Low back pain is one of the most common and costly challenges in military healthcare. It’s a leading cause of medical discharge, and it directly affects force readiness by delaying or preventing return to duty. For CRNAs, anesthesiologists, and pain management specialists working within the Department of Defense (DoD), addressing spinal pain efficiently and effectively is a clinical priority with operational consequences.
At RIVANNA, we’ve spent years developing imaging technologies that bring precision and efficiency to neuraxial procedures. But adapting those technologies for military healthcare required not just refinement but also collaboration. The turning point came when we focused our grant strategy on a problem that was both high need and high impact: the treatment and procedural management of low back pain in service members. That focus became the foundation for a successful DoD-aligned research initiative, supported by a world-class team of military consultants and clinical collaborators.
Collaborative Development: From Civilian Technology to Military Utility
Traditional ultrasound guidance has limitations when used in spinal procedures. General-purpose systems require advanced interpretation and are not designed with neuraxial anesthesia or spinal interventions in mind. These barriers are magnified in operational medicine environments, where provider experience, time, and equipment availability may vary.
In order to address this need, RIVANNA will collaborate with leading military healthcare experts to develop the Accuro 3S-MIL. The Accuro 3S is a portable ultrasound guidance system that features automated spinal landmark detection, real-time needle tracking, and in-plane needle access, streamlining complex neuraxial procedures into efficient, single-operator workflows, regardless of ultrasound experience. The 3S-MIL variant, a portable ultrasound guidance system, will be optimized for use in military settings by making the system more compact and durable.

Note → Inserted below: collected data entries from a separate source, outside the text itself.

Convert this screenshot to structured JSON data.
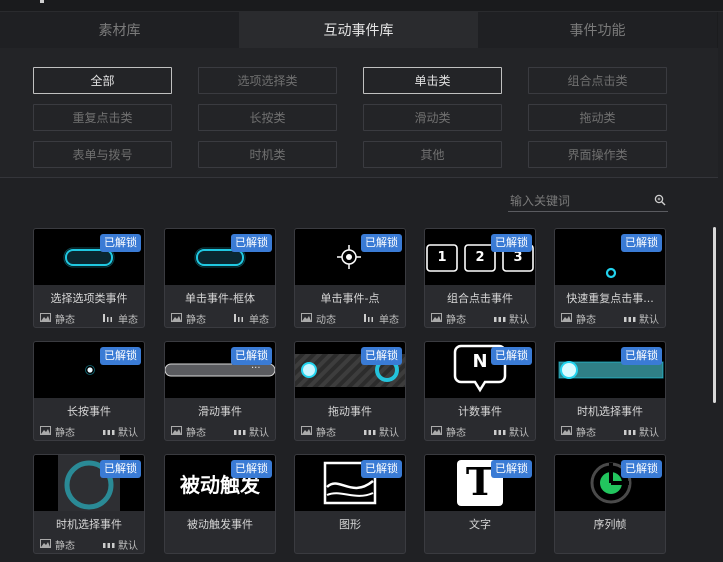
{
  "tabs": [
    "素材库",
    "互动事件库",
    "事件功能"
  ],
  "active_tab": 1,
  "filters": [
    [
      "全部",
      "选项选择类",
      "单击类",
      "组合点击类"
    ],
    [
      "重复点击类",
      "长按类",
      "滑动类",
      "拖动类"
    ],
    [
      "表单与拨号",
      "时机类",
      "其他",
      "界面操作类"
    ]
  ],
  "search": {
    "placeholder": "输入关键词"
  },
  "colors": {
    "accent": "#3a7bd5",
    "cyan": "#22d3ee",
    "green": "#22c55e"
  },
  "badge_label": "已解锁",
  "cards": [
    {
      "name": "选择选项类事件",
      "type": "静态",
      "mode": "单态",
      "thumb": "pill-glow"
    },
    {
      "name": "单击事件-框体",
      "type": "静态",
      "mode": "单态",
      "thumb": "pill-glow"
    },
    {
      "name": "单击事件-点",
      "type": "动态",
      "mode": "单态",
      "thumb": "crosshair"
    },
    {
      "name": "组合点击事件",
      "type": "静态",
      "mode": "默认",
      "thumb": "numbers",
      "numbers": [
        "1",
        "2",
        "3"
      ]
    },
    {
      "name": "快速重复点击事...",
      "type": "静态",
      "mode": "默认",
      "thumb": "dot-cyan"
    },
    {
      "name": "长按事件",
      "type": "静态",
      "mode": "默认",
      "thumb": "dot-white"
    },
    {
      "name": "滑动事件",
      "type": "静态",
      "mode": "默认",
      "thumb": "slider",
      "slider_text": "..."
    },
    {
      "name": "拖动事件",
      "type": "静态",
      "mode": "默认",
      "thumb": "drag"
    },
    {
      "name": "计数事件",
      "type": "静态",
      "mode": "默认",
      "thumb": "count",
      "count_letter": "N"
    },
    {
      "name": "时机选择事件",
      "type": "静态",
      "mode": "默认",
      "thumb": "timing"
    },
    {
      "name": "时机选择事件",
      "type": "静态",
      "mode": "默认",
      "thumb": "ring"
    },
    {
      "name": "被动触发事件",
      "type": "",
      "mode": "",
      "thumb": "passive-text",
      "thumb_text": "被动触发"
    },
    {
      "name": "图形",
      "type": "",
      "mode": "",
      "thumb": "shape"
    },
    {
      "name": "文字",
      "type": "",
      "mode": "",
      "thumb": "text",
      "thumb_text": "T"
    },
    {
      "name": "序列帧",
      "type": "",
      "mode": "",
      "thumb": "sequence"
    }
  ]
}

What ultimately distinguished our grant proposal was the ecosystem we built around our technology. Through partnerships with DoD-affiliated subject matter experts, we validated use cases that matter most in active-duty settings and identified gaps that could be addressed through real-time image guidance. This interdisciplinary approach rooted in real-world military clinical feedback continues to shape how we design, test, and deploy our technology to ensure its performance in military medical centers and hospitals.
Precision Innovation With Operational Relevance
The long-term value of this work extends beyond spinal imaging. It reflects a method for translating civilian innovation into field-relevant capability. The clinical burden of low back pain in service members is quantifiable in days lost, repeated interventions, and compromised readiness. Addressing that burden requires tools that work in the settings military providers operate in — not just in controlled clinical trials but in day-to-day practice.
Military healthcare is evolving. Imaging tools must evolve alongside it. By combining accurate, portable neuraxial imaging with sustained collaboration between engineering teams and military providers, we’re building toward a more effective standard of care for pain management and procedural efficiency in uniformed medicine.
Acknowledgement
The U.S. Army Medical Research Acquisition Activity, 808 Schreider Street, Fort Detrick MD 21702-5014 is the awarding and administering acquisition office. This work was supported by The Assistant Secretary of Defense for Health Affairs endorsed by the Department of Defense, in the amount of $3 million through the Peer Reviewed Medical Research Program under Award Number HT94252510463. Opinions, interpretations, conclusions, and recommendations are those of the author(s) and are not necessarily endorsed by The Assistant Secretary of Defense for Health Affairs endorsed by the Department of Defense.